Welcome to the site Magbrin.....crazy as we maybe..inbetween all the good humoured skitting and insults, there is some seriously useful information to be had..and a genuine affection of 'like-minded' folk. Enjoy what you do, and stay safe.
  Our motorhome has a Renault Master base, and is a brill tool,--never gibbed at pulling on hills..though, being front wheel drive, not too happy on very soft ground. We are happy with the fuel consumption as well 

Jackie


----------



## Guernsey Donkey (Feb 15, 2010)

Hi Magbrin - a warm welcome to the site with plenty to blether about. Nice to have someone else who lives in Scotland (Gods country). Any pics of your van!
As you can see we live in the Western Isles so you are not far away.

John (Guernsey Donkey)

Info: : http://www.wildcamping.co.uk/forums/scotland/5607-isle-lewis-isle-harris-western-isles.html

Pics: http://www.wildcamping.co.uk/forums/photo-gallery/7168-western-isles.html


----------



## magbrin (Feb 15, 2010)

Thanks to you all.  
Now safely returned - but we did not make it to Applecross this time - the forecast was not too good for that area so we headed southwest instead.  Morvern - opposite Isle of Mull.  Very quiet (remote) walked for 2 hours on public road and only saw half a dozen vehicles.  Lots of possibilities in the area including Ardgour, Morvern and Ardnmurchan.
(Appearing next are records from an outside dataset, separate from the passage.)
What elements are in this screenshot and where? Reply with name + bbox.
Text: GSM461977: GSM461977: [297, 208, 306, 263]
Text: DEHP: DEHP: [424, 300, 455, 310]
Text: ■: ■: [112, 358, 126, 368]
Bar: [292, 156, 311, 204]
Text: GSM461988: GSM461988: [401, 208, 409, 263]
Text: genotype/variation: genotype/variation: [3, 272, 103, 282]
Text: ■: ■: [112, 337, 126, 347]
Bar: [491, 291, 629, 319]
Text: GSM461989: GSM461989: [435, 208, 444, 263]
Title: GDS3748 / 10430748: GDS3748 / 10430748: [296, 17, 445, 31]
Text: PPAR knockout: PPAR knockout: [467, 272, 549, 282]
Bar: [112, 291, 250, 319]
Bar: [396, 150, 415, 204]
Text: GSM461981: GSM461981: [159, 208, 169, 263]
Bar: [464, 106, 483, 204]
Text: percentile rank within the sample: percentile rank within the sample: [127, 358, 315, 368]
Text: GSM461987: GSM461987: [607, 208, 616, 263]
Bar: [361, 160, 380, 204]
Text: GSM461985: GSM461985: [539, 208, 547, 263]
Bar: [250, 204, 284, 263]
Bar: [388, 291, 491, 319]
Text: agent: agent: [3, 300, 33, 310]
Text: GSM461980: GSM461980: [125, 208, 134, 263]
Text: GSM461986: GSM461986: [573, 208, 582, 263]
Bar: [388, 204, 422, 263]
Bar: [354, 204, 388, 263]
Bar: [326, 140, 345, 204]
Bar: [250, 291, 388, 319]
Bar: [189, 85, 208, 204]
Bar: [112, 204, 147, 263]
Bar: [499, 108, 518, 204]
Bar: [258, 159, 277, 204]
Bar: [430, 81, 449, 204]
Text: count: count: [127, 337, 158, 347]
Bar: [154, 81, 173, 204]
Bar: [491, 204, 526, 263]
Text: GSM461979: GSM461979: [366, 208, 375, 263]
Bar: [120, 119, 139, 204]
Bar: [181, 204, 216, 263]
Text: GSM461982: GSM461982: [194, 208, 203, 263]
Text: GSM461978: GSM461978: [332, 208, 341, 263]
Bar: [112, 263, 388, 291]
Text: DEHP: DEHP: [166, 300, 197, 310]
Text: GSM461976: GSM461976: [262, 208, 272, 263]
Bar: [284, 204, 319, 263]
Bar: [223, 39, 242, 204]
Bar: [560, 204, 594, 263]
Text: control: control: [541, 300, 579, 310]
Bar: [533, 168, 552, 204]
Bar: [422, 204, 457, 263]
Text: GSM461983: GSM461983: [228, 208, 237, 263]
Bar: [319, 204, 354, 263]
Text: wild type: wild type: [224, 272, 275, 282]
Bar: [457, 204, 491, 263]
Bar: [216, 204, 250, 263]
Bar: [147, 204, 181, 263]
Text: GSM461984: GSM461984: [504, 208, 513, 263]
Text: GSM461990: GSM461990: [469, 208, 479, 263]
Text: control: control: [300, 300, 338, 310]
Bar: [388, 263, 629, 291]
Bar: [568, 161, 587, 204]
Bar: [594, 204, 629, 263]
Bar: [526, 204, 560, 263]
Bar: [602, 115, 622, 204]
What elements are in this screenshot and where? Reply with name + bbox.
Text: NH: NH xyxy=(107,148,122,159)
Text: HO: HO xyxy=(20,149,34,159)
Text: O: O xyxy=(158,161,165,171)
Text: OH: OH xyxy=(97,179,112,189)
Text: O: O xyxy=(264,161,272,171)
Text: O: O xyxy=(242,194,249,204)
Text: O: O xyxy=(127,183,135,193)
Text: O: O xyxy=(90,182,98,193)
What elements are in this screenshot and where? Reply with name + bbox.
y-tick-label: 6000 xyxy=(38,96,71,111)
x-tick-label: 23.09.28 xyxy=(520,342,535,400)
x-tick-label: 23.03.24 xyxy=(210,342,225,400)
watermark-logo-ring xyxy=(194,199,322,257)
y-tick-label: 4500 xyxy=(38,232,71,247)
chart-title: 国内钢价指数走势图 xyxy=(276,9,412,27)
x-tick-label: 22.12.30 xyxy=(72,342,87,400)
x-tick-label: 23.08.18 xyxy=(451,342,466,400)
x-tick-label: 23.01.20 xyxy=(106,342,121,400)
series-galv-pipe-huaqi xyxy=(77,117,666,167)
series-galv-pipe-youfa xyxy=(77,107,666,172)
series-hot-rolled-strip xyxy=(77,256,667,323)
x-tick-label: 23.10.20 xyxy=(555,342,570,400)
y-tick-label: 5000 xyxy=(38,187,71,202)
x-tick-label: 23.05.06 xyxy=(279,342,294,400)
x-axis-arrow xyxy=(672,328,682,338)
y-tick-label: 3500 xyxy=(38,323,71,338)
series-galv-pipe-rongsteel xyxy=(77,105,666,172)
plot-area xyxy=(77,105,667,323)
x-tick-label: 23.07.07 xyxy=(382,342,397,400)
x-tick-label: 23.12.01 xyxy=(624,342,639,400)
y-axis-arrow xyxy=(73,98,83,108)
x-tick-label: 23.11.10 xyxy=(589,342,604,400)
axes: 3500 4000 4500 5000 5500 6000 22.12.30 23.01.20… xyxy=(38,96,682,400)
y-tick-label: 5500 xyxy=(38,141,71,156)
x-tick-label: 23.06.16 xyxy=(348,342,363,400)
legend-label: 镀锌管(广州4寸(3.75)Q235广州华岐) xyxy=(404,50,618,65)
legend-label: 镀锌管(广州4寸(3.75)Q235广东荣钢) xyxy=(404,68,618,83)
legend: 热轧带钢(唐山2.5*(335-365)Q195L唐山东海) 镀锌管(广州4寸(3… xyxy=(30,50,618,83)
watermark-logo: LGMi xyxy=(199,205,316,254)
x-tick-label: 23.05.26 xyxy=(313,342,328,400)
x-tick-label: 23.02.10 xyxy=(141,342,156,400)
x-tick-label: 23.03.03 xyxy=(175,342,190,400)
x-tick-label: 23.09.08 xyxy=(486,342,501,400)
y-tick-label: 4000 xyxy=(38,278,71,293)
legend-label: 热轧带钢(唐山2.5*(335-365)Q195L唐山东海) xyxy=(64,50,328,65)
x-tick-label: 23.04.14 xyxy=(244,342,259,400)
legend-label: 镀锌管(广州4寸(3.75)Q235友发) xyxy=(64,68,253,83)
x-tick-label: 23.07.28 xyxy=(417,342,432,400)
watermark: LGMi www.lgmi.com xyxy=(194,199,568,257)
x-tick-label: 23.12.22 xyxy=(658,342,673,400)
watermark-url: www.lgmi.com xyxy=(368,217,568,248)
Remember, though the west coast of Scotland in summer has the greatest population of midges in the world (they helps to keep away the tourists).  When the time comes see: Midge Forecast : forecast


----------



## Guernsey Donkey (Feb 15, 2010)

magbrin said:


> Thanks to you all.
> Scotland in summer has the greatest population of midges in the world (they helps to keep away the tourists).  When the time comes see: Midge Forecast : forecast



I know we have midges on the West side but Beddgelert Forest site in Wales is a BIG BIG BIG second  We never sat outside the van once in two weeks.

John (Guernsey Donkey)


----------



## zeezee16 (Feb 15, 2010)

magbrin said:


> Hi!
> Have been following threads for a while, now, and seeing the welcome others get thought it was time to introduce myself!
> My name is Margaret. Have a husband, Angus, 2 grown up children, 2 Irish setters (one red, one red & white - a bit like a big long legged springer) and one recently converted Renault Master MWB.  Previous 'van LDV leisuredrive conversion.
> Live near Inverness and over the last 18 months have only stayed on one campsite.  Out mainly for 1 or 2 nights in secluded spots with wonderful highland views and space to relax, walk, and enjoy the Highlands - Off to Applecross tomorrow, first trip of the year due to snow and non-camping holiday, and will probably stop at the pub for a meal and stay in car park (already have permission for this.)
> ...


Welcome to the site, thanks for the offer of somewhere to park up, but dont say it too loud, you will end up with a dozen vans, 15 dogs, people knocking on your door asking tp put stuff in your fridge/freezer. 
Ive phoned a few people, we will be there next friday, unfortunatly, only 9 vans will be turning up. Get the whisky ready.
Only kidding, hope you enjoy yourself on here.
Cheers, Pete


----------



## magbrin (Feb 15, 2010)

zeezee16 said:


> Welcome to the site, thanks for the offer of somewhere to park up, but dont say it too loud, you will end up with a dozen vans, 15 dogs, people knocking on your door asking tp put stuff in your fridge/freezer.
> Ive phoned a few people, we will be there next friday, unfortunatly, only 9 vans will be turning up. Get the whisky ready.
> Only kidding, hope you enjoy yourself on here.
> Cheers, Pete


Plenty of space in the snow for 9 or more vans, and delighted with 15 dogs - but not sure that fridge or freezer would be necessary, and its strictly BYOB!


----------